Дом с характером (Джонс) - страница 32

– Уйди, Потеряшка, – пробормотала она. – Ты слишком большая.

После этого ей приснилось, что мамонт не спеша слез с нее, что-то урча, и тогда она погрузилась в другие, более глубокие сны.

Глава пятая,

в которой Чармейн принимает у себя перепуганную родительницу

Проснувшись, Чармейн обнаружила, что Потеряшка пристроила свою обширную голову на постели, прямо поперек ее ног. Остальная Потеряшка громоздилась на полу белой мохнатой грудой, занимавшей почти всю комнату.

– Значит, сама ты не можешь стать меньше, – сказала Чармейн. – Придется мне что-нибудь придумать.

В ответ Потеряшка несколько раз всхрапнула по-великански, а потом снова погрузилась в сон. Чармейн с трудом вытащила ноги из-под ее головы и, протиснувшись мимо гигантского туловища Потеряшки, нашла себе чистую одежду и натянула ее. Когда очередь дошла до прически, Чармейн обнаружила, что все шпильки, которыми она обычно закалывала волосы, куда-то подевались, должно быть выпали, когда она летела с обрыва. В ее распоряжении осталась только лента. Мама всегда твердила, что приличные девочки скручивают волосы в тугой узел на макушке. Никаких других причесок Чармейн никогда не носила.

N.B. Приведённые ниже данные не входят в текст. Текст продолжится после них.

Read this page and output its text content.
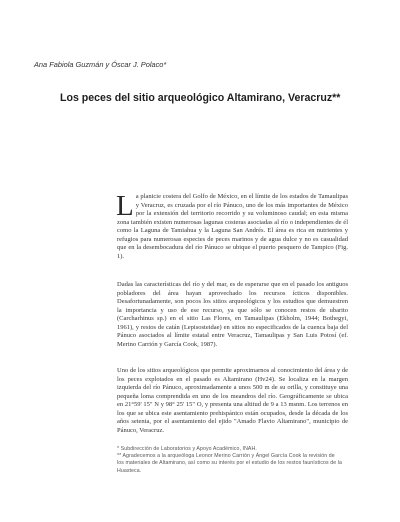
Ana Fabiola Guzmán y Óscar J. Polaco*
Los peces del sitio arqueológico Altamirano, Veracruz**

La planicie costera del Golfo de México, en el límite de los estados de Tamaulipas y Veracruz, es cruzada por el río Pánuco, uno de los más importantes de México por la extensión del territorio recorrido y su voluminoso caudal; en esta misma zona también existen numerosas lagunas costeras asociadas al río o independientes de él como la Laguna de Tamiahua y la Laguna San Andrés. El área es rica en nutrientes y refugios para numerosas especies de peces marinos y de agua dulce y no es casualidad que en la desembocadura del río Pánuco se ubique el puerto pesquero de Tampico (Fig. 1).

Dadas las características del río y del mar, es de esperarse que en el pasado los antiguos pobladores del área hayan aprovechado los recursos ícticos disponibles. Desafortunadamente, son pocos los sitios arqueológicos y los estudios que demuestren la importancia y uso de ese recurso, ya que sólo se conocen restos de ubarito (Carcharhinus sp.) en el sitio Las Flores, en Tamaulipas (Ekholm, 1944; Bothegyi, 1961), y restos de catán (Lepisosteidae) en sitios no especificados de la cuenca baja del Pánuco asociados al límite estatal entre Veracruz, Tamaulipas y San Luis Potosí (ef. Merino Carrión y García Cook, 1987).

Uno de los sitios arqueológicos que permite aproximarnos al conocimiento del área y de los peces explotados en el pasado es Altamirano (Hv24). Se localiza en la margen izquierda del río Pánuco, aproximadamente a unos 500 m de su orilla, y constituye una pequeña loma comprendida en uno de los meandros del río. Geográficamente se ubica en 21°59' 15" N y 98° 25' 15" O, y presenta una altitud de 9 a 13 msnm. Los terrenos en los que se ubica este asentamiento prehispánico están ocupados, desde la década de los años setenta, por el asentamiento del ejido "Amado Flavio Altamirano", municipio de Pánuco, Veracruz.

* Subdirección de Laboratorios y Apoyo Académico, INAH.
** Agradecemos a la arqueóloga Leonor Merino Carrión y Ángel García Cook la revisión de
los materiales de Altamirano, así como su interés por el estudio de los restos faunísticos de la
Huasteca.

– Ну и ладно, – сказала она своему отражению в маленьком чистеньком зеркале. – Мамы здесь нет, верно? – И она заплела волосы в толстую косу, завязала ее лентой и перебросила через плечо.

Ей подумалось, что так ее отражение выглядит красивее обычного – лицо стало круглее, не такое худое и хмурое. Она кивнула отражению и пробралась вокруг Потеряшки, направляясь в ванную.

К ее облегчению, за ночь ванная оттаяла. Отовсюду тихонько капало – на трубах собралась влага, – но когда Чармейн отважилась открыть краны, то убедилась, что все в порядке. Изо всех четырех кранов текла ледяная вода, сколько Чармейн ни выжидала.

– Все равно я не собиралась принимать ванну, – сказала Чармейн и вышла в коридор.

Питера нигде не было слышно. Чармейн вспомнила, что мама всегда говорила ей, как трудно поднять мальчиков по утрам. Вот она и не разрешила себе волноваться по этому поводу. Она открыла дверь и повернула налево, в кухню – и прямо в плотную пену. Мимо нее в коридор проплыли клочья пены и большие одинокие пузыри.

– Проклятье! – сказала Чармейн.

Она опустила голову, прикрыла ее руками и вклинилась в кухню. Там было жарко, как в отцовской пекарне, когда случался крупный заказ.

– Фу! – сказала Чармейн. – Похоже, пока израсходуется один-единственный кусок мыла, придется ждать несколько дней!

Больше она ничего не говорила, потому что стоило ей открыть рот, как туда набилось мыльной пены. Пузыри лезли в нос, пока она не чихнула, вызвав пенный смерчик. Она врезалась в стол и услышала, как оттуда упал еще один чайник, но шла дальше, все так же вклиниваясь в пену, пока не натолкнулась на мешки с грязным бельем и не услышала, как задребезжали стоявшие на них кастрюли. Тогда она поняла, где находится. Она решила, что можно рискнуть и оторвать от лица одну руку, нашарила раковину и прокладывала себе дорогу вдоль нее, пока не нащупала пальцами заднюю дверь. Ухватилась за засов – на миг ей померещилось, будто за ночь он исчез, но потом она сообразила, что он на другой стороне двери, – и наконец распахнула дверь. И остановилась, жадно глотая мыльный воздух и глядя слезящимися, красными, саднящими глазами на чудесный утренний пейзаж.